Barat Vs China: Indonesia Harus Genjot Pendidikan dan Riset Proyek Strategis Agar Tak Dicaplok Negara Lain

oleh
Agoes Aufiya dan keluarga saat ini tinggal di New Delhi India. (Foto: Dok. Agoes Aufiya)

Perang dingin sekarang tidak lagi hanya antara Rusia (dulu Uni Sovyet) dan Amerika Serikat serta sekutunya. Tapi lebih dominan antara Barat (Amerika dan sekutunya) dengan China. Indonesia menjadi strategis karena politik luar negerinya NonBlok. Namun demikian, sebagian negara Barat melihat Indonesia lebih condong ke China. Benarkah demikian? Berikut wawancara dengan Mohd Agoes Aufia, dosen Universitas Muhammadiyah Malang yang kini menempuh studi doktor ilmu Hubungan Internasional di Jawaharlal Nehru University New Delhi India. Berikut petikannya:

Melihat perebutan pengaruh antara negara-negara Barat dengan China ini,apa yang harus dilakukan Indonesia agar tidak “dicaplok” negara lain? 

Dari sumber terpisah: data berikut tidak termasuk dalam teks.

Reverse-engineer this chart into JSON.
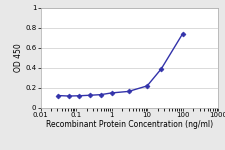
{
  "x": [
    0.031,
    0.063,
    0.125,
    0.25,
    0.5,
    1,
    3,
    10,
    25,
    100
  ],
  "y": [
    0.124,
    0.119,
    0.122,
    0.127,
    0.133,
    0.15,
    0.165,
    0.22,
    0.39,
    0.74
  ],
  "line_color": "#3333aa",
  "marker": "D",
  "marker_size": 2.5,
  "xlabel": "Recombinant Protein Concentration (ng/ml)",
  "ylabel": "OD 450",
  "xlim": [
    0.01,
    1000
  ],
  "ylim": [
    0,
    1
  ],
  "yticks": [
    0,
    0.2,
    0.4,
    0.6,
    0.8,
    1
  ],
  "xtick_locs": [
    0.01,
    0.1,
    1,
    10,
    100,
    1000
  ],
  "xtick_labels": [
    "0.01",
    "0.1",
    "1",
    "10",
    "100",
    "1000"
  ],
  "plot_bg": "#ffffff",
  "fig_bg": "#e8e8e8",
  "grid_color": "#cccccc",
  "axis_fontsize": 5.5,
  "tick_fontsize": 5.0,
  "linewidth": 1.0
}
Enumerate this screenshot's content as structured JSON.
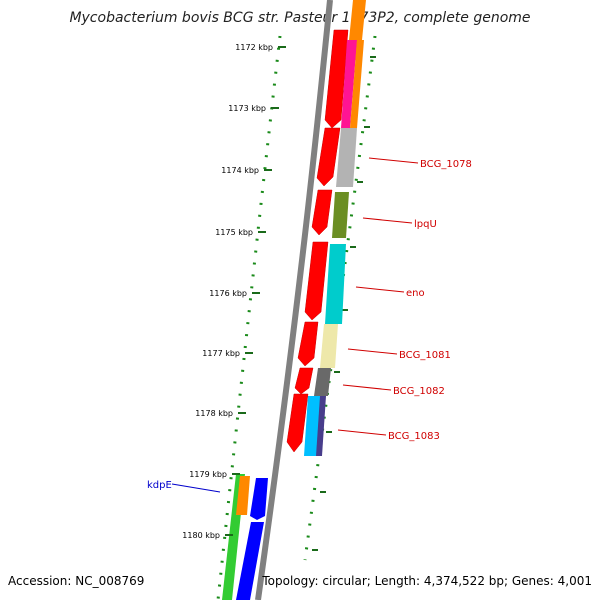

Era saat ini, dunia termasuk Indonesia, dihadapkan dengan rivalitas era baru Amerika Serikat dan RRC, terlebih RRC mengalami perkembangan ekonomi yang pesat yang tentu diikuti semakin kuatnya kapasitas militernya. Dua aspek tersebut memiliki pengaruh kuat pada tataran regional di Asia Tenggara, Indo-Pasifik bahkan dunia di mana RRC mulai banyak menebarkan pengaruhnya di beberapa negara tak terkecuali Indonesia, terkhusus melalui pengaruh ekonomi dan tak jarang “militernya” di Laut Natuna yang saat ini ramai dibicarakan. 

Situasi seperti ini kembali mengingatkan kita pada era perang dingin pasca kemerdekaan kita di mana Presiden Sukarno dan Wakil Presiden Moch. Hatta akhirnya memilih jalan diplomasi tengah yaitu menerapkan kebijakan luar negeri Bebas-Aktif.

Bebas aktif mungkin dulu diterjemahkan salah satunya bahwa Indonesia tidak akan bergabung pada salah satu blok atapun aliansi baik blok AS atau Uni Soviet sehingga direalisasikan dalam gerakan non-blok.

Berita Terkait: Isu Ribuan Kapal Asing Berkeliaran di Laut Natuna

Saya berpendapat untuk konteks posisi Indonesia dalam realitas perang dingin Barat vs China masa kini, politik luar negeri Bebas-Aktif masih sangat relevan namun perlu diimprovisasi dan adaptif sesuai tuntutan era globalisasi yang begitu kompleks dan saling ketergantungan antar negara saat ini sehingga kita tetap bisa mengedepankan kepentingan nasional Indonesia dalam diplomasi kita (mendapatkan keuntungan dan menghindari kerugian).

Kita sadar, bahwa RCC adalah mitra dagang terbesar kita dan investasinya tumbuh begitu pesat di Indonesia. Namun di satu sisi ada kekhawatiran ketergantungan yang tinggi sekaligus juga adanya ancaman bagi integritas nasional pada aspek keamanan terkhusus pada klaimnya di Laut Cina Selatan yang tumpang tindih pada wilayah Laut Natuna yang masih terus terjadi dalam kegiatan illegal fishing oleh para nelayannya bahkan dijaga langsung oleh China Coast Guard.

Dalam konteks ini, kebijakan Bebas-Aktif yang dipraktikkan tentu yaitu menjaga hubungan bilateral yang seimbang namun cermat.